The Wake was originally published through the crowd-funding publishing platform Unbound and was up against the biggest and bestselling books of last year, including Jessie Burton’s The Miniaturist, Helen Macdonald’s H is for Hawk and Capital by Thomas Piketty.
Compared to those publishing goliaths, The Wake is a tiny David speaking another language – quite literally: the book is set in 1066 and is written in a reimagined Old English that Kingsnorth developed to be understandable to the modern reader. But the book has done exceptionally well for a book of its kind: it has sold 5,000 copies to date, was longlisted for the Booker and Folio Prizes, shortlisted for the Goldsmiths Prize, and was the winner of the Gordon Burn Prize.
Caroline Sanderson, associate editor at the Bookseller, who was also a judge of the award explained why the book had been chosen:
Wake might seem a controversial choice. It is not the bestselling book of the year, nor are we arguing that it is the book we loved reading most—although it is arresting and extraordinary.
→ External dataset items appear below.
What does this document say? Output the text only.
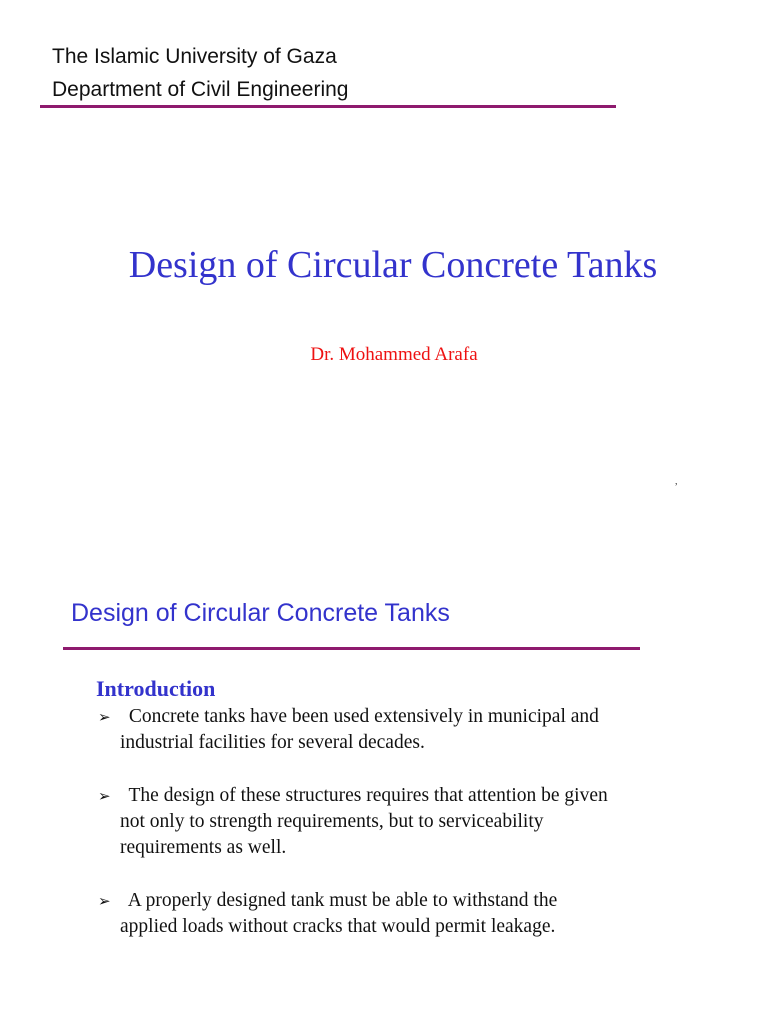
The Islamic University of Gaza
Department of Civil Engineering
Design of Circular Concrete Tanks
Dr. Mohammed Arafa
,
Design of Circular Concrete Tanks
Introduction
➢ Concrete tanks have been used extensively in municipal and
industrial facilities for several decades.
➢ The design of these structures requires that attention be given
not only to strength requirements, but to serviceability
requirements as well.
➢ A properly designed tank must be able to withstand the
applied loads without cracks that would permit leakage.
What stood out about The Wake is what it proves: that publishing is now so creative and fleet of foot that anything is possible. Moreover, it is a shining example of a 21st century book: both a beautiful, traditional object that is a pleasure to possess, and a publication that came about through the power of online crowd-sourcing.
Sanderson’s right: The Wake is a good case study in what publishing looks like now. Kingsnorth wrote the book thinking that he would have to self-publish it because a traditional publisher would never take it on. As predicted, his agent couldn’t sell it. So Kingsnorth sent it to John Mitchinson, co-founder of Unbound, who crowd-funded it, then co-published it with Cornerstone, a division of Penguin Random House. They created a beautiful book as well as a digital offering. The remaining books in the trilogy will be published by Faber in the UK, and Mark Rylance, who was also an early funder, has optioned the film rights.
Could this publishing narrative be any different from the traditional author-agent-publisher model?
The editor of the Bookseller, Philip Jones, said:
The Book of the Year prize was introduced to showcase a book that best demonstrated the real value of publishing: that close collaboration between the publisher and author that culminates in something extraordinary for the reader. The Wake is that title—a remarkable book remarkably published.
Kingsnorth was pleased the prize recognised the work of his publisher, as well as his book. He told the Guardian,
This book only came to life because of the innovative publishing model developed by Unbound, and I’m really pleased to see that model receiving recognition. The Wake was published by its own readers, and for me this award recognises the cheering fact that innovative publishing methods can help challenging novels to succeed in a supposedly difficult digital age.
Zeljka Marosevic is the managing director of Melville House UK.